Italy risked an institutional crisis today as central bank governor Antonio Fazio defied calls for his resignation over a takeover scandal.
The embattled Bank of Italy head lost his last bastions of support yesterday when both Prime Minister Silvio Berlusconi and the leader of the coalition party closest to the governor withheld their backing.
But Mr Fazio, who has an open-ended mandate and does not respond directly to the government, refused to budge.
A bank spokesperson said Mr Fazio planned to attend a meeting of European Union finance ministers in England later this week despite the uproar in Italy.
Mr Berlusconi, who had refused to move against the powerful central bank governor, yesterday switched tack and lent his tacit support to Economy Minister Domenico Siniscalco, who has threatened to launch a procedure to try to oust Mr Fazio.

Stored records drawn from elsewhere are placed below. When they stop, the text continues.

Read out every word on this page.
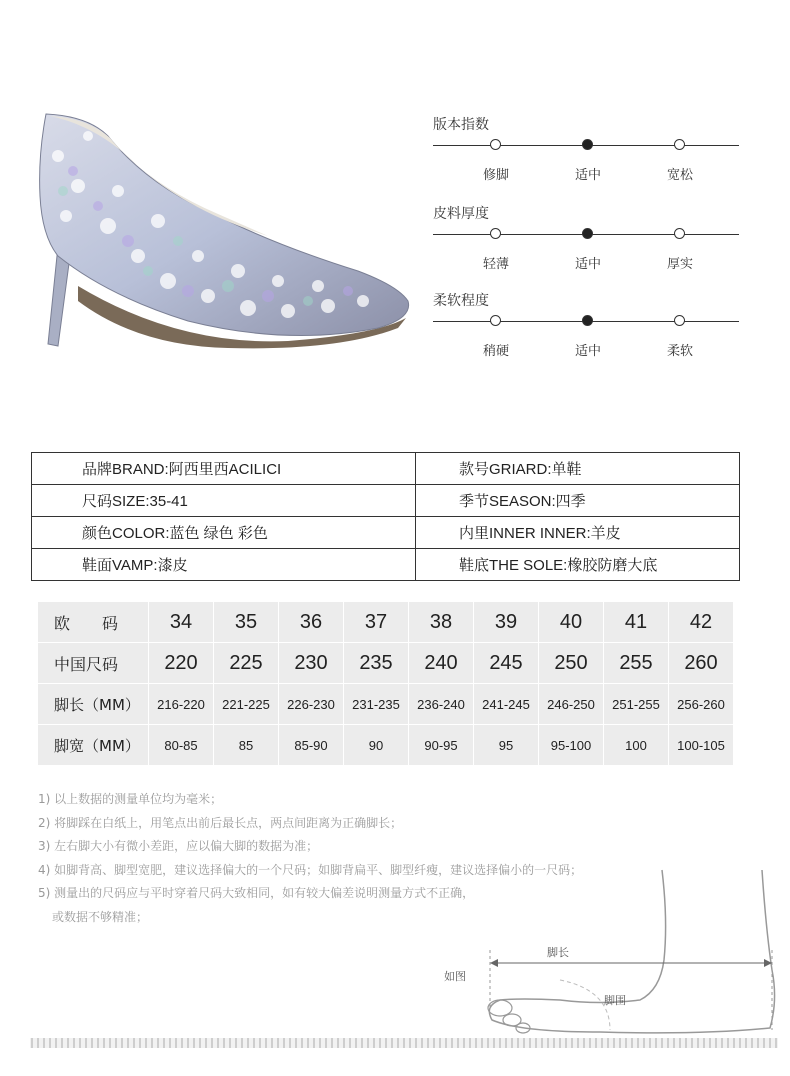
版本指数
修脚	适中	宽松
皮料厚度
轻薄	适中	厚实
柔软程度
稍硬	适中	柔软
品牌BRAND:阿西里西ACILICI	款号GRIARD:单鞋
尺码SIZE:35-41	季节SEASON:四季
颜色COLOR:蓝色 绿色 彩色	内里INNER INNER:羊皮
鞋面VAMP:漆皮	鞋底THE SOLE:橡胶防磨大底
欧　　码	34	35	36	37	38	39	40	41	42
中国尺码	220	225	230	235	240	245	250	255	260
脚长（MM）	216-220	221-225	226-230	231-235	236-240	241-245	246-250	251-255	256-260
脚宽（MM）	80-85	85	85-90	90	90-95	95	95-100	100	100-105
脚长
脚围
如图
1) 以上数据的测量单位均为毫米；
2) 将脚踩在白纸上，用笔点出前后最长点，两点间距离为正确脚长；
3) 左右脚大小有微小差距，应以偏大脚的数据为准；
4) 如脚背高、脚型宽肥，建议选择偏大的一个尺码；如脚背扁平、脚型纤瘦，建议选择偏小的一尺码；
5) 测量出的尺码应与平时穿着尺码大致相同，如有较大偏差说明测量方式不正确，
或数据不够精准；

Such a move would provoke an unprecedented institutional clash and could put Italy on a collision course with the European Central Bank, which has said that any rush to replace Mr Fazio could compromise the independence of the central bank.
Mr Fazio has denied accusations he favoured local bidders in a cross-border takeover battle in which he should have been impartial referee.
The governor (68) has repeatedly defended his behaviour in the takeover battle involving Dutch ABN Amro, but the scandal surrounding Mr Fazio's decision to approve a local bidder has tarnished the central bank and Italy's image.